Where there isn’t a will, then court is often the way
A father’s failure to write a will has triggered an expensive legal battle over the ownership of his prized collection of prestige cars, including a $250,000 Rolls-Royce Ghost.
Lawyers warn the case highlights the importance of carefully planning a will with expert guidance to avoid confusion, delays in distributing an estate and family fights, particularly where there are children from multiple marriages.
Andrew Meiliunas, an associate director from the legal firm Nevett Ford, says: “An expertly drafted will allows you to specify how your property and assets should be distributed after your death. You can also minimise disputes while ensuring that your final wishes are honoured.”
According to the Australian Law Reform Commission, nearly six-in-ten eligible Australians, or around 12 million, have not made a will.
But even where there is a will the number of disputes over the past decade is estimated to have increased by about 25 per cent, with about one in ten likely to be legally contested, according to analysis.
Reasons range from outdated wills failing to take account of marriages or new relationships, through to family provision claims alleging a family member was not provided for, or that the distribution was unfair.
In addition to the costs, which can involve around $8000 to $12,000 a day for senior counsel to appear in court, the actions can often take years to resolve and cause bitter family divisions.
Nicola Stagliano, the owner of the cars, died in September 2019 without guidance about how his multi-million-dollar estate was to be bequeathed between his wife, Patricia, and five adult children from two marriages.
In addition to the Rolls Royce, there were a 2015 Ferrari California T valued at $220,000; a 2010 Bentley Continental valued at $80,000; a 2015 Mercedes GL350 valued at $58,000; and a 2009 Mercedes SL 350 valued at $30,000.
The Rolls-Royce Ghost, Bentley Continental Coupe and 2015 Ferrari were kept at the family home and rarely used, the court was told. They were also not comprehensively insured, which they would have been if used commercially, the court heard.
The dispute between the will’s administrator – who is appointed by a court when someone dies intestate – also involved $2 million in real estate, three bank accounts, around $733,000 worth of shares in a company, and about $1.4 million in a family trust.

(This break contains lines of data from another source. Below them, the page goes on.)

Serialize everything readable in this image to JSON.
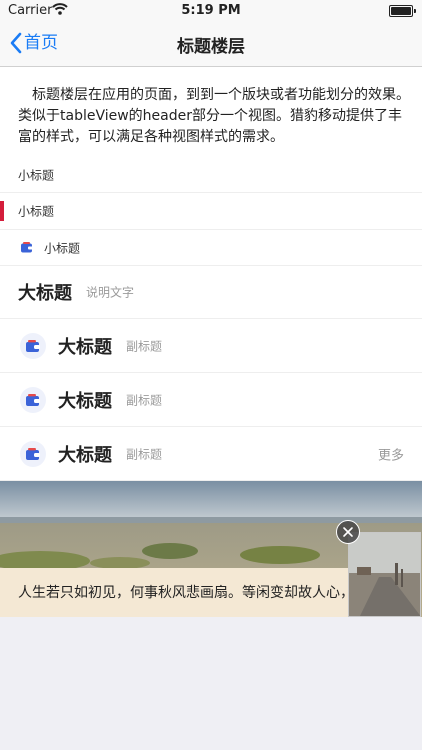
{
  "status": {
    "carrier": "Carrier",
    "time": "5:19 PM"
  },
  "nav": {
    "back_label": "首页",
    "title": "标题楼层"
  },
  "description": "标题楼层在应用的页面，到到一个版块或者功能划分的效果。类似于tableView的header部分一个视图。猎豹移动提供了丰富的样式，可以满足各种视图样式的需求。",
  "rows": [
    {
      "title": "小标题"
    },
    {
      "title": "小标题"
    },
    {
      "title": "小标题"
    },
    {
      "title": "大标题",
      "note": "说明文字"
    },
    {
      "title": "大标题",
      "subtitle": "副标题"
    },
    {
      "title": "大标题",
      "subtitle": "副标题"
    },
    {
      "title": "大标题",
      "subtitle": "副标题",
      "more": "更多"
    }
  ],
  "banner": {
    "caption": "人生若只如初见，何事秋风悲画扇。等闲变却故人心，"
  },
  "colors": {
    "accent": "#1a7cf5",
    "red_bar": "#d41d3b",
    "icon_blue": "#3b63d8"
  }
}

The Victorian Supreme Court had to consider two questions – whether a luxury car collection should be considered “personal chattels” or part of his business, and a technical question relating to the family trust.
Barrister Giles Stapleton of Selborne Chambers and Family Law Chambers in Sydney says in the absence of clear instructions from a will, a court will forensically analyse evidence to establish the facts.
Stapleton says: “The message is, can (the person bringing the action) assert a particular use based on belief. The judge will look at all the facts to ensure the classification or characteristics of the asset is correctly analysed.”
Justice Claire Harris told the court that Nicola had a “love of cars, that he raced them, worked with them as a mechanic, and frequently bought and sold them during the 1960s and 1970s”. But the five cars in dispute had been bought in the five years to July 2019.
“The effect of the evidence as a whole is most consistent with them not having been used for business purposes,” Justice Harris told the court.
The critical question of how the cars might be distributed between the family members was not addressed.
“The cost of this legal action would have run into possibly hundreds of thousands of dollars and would have largely been avoided if Mr Stagliano had a Will,” Meiliunas says.
Lawyers warn the increase in court disputes underlines the need to develop an inheritance plan that specifies final intentions, avoids ambiguities and narrows the potential grounds for legal actions.
Measures they recommend include:
• Have a written Will that is based upon an accurate assessment of the family and financial situation. It needs to list all assets and beneficiaries. Seeking legal advice is essential. The original Will should be lodged with a solicitor for safekeeping. A few thousand dollars in legal fees could save massive litigation costs.
• Are assets to be preserved or sold for the benefit of others such as children from a first marriage? Is there a risk that a second spouse will squander the estate by selling property and shares or spending the cash during their lifetimes? The court will look for evidence of intention, such as written instructions, if there is a dispute.
• Appoint a power of attorney (POA) to help arrange and undertake financial management. A power of attorney is a legal document allowing another person authority over decisions if the principal is incapable or too busy. It is important to specify the scope of powers. In some cases, appointing two attorneys can provide additional security by providing a check and balance.
• Consider an advance care directive that specifies limits if the principal is too sick to communicate decisions about care and treatment.
• Wills need to be constantly updated to reflect changing circumstances, particularly if there has been a divorce or separation.
• Ensure there is someone to help deal with complex financial or legal arrangements such as trusts or multi-asset investment portfolios.
• Have a strategy in place to deal with disappointed beneficiaries.
• Don’t sign any documents without getting professional advice.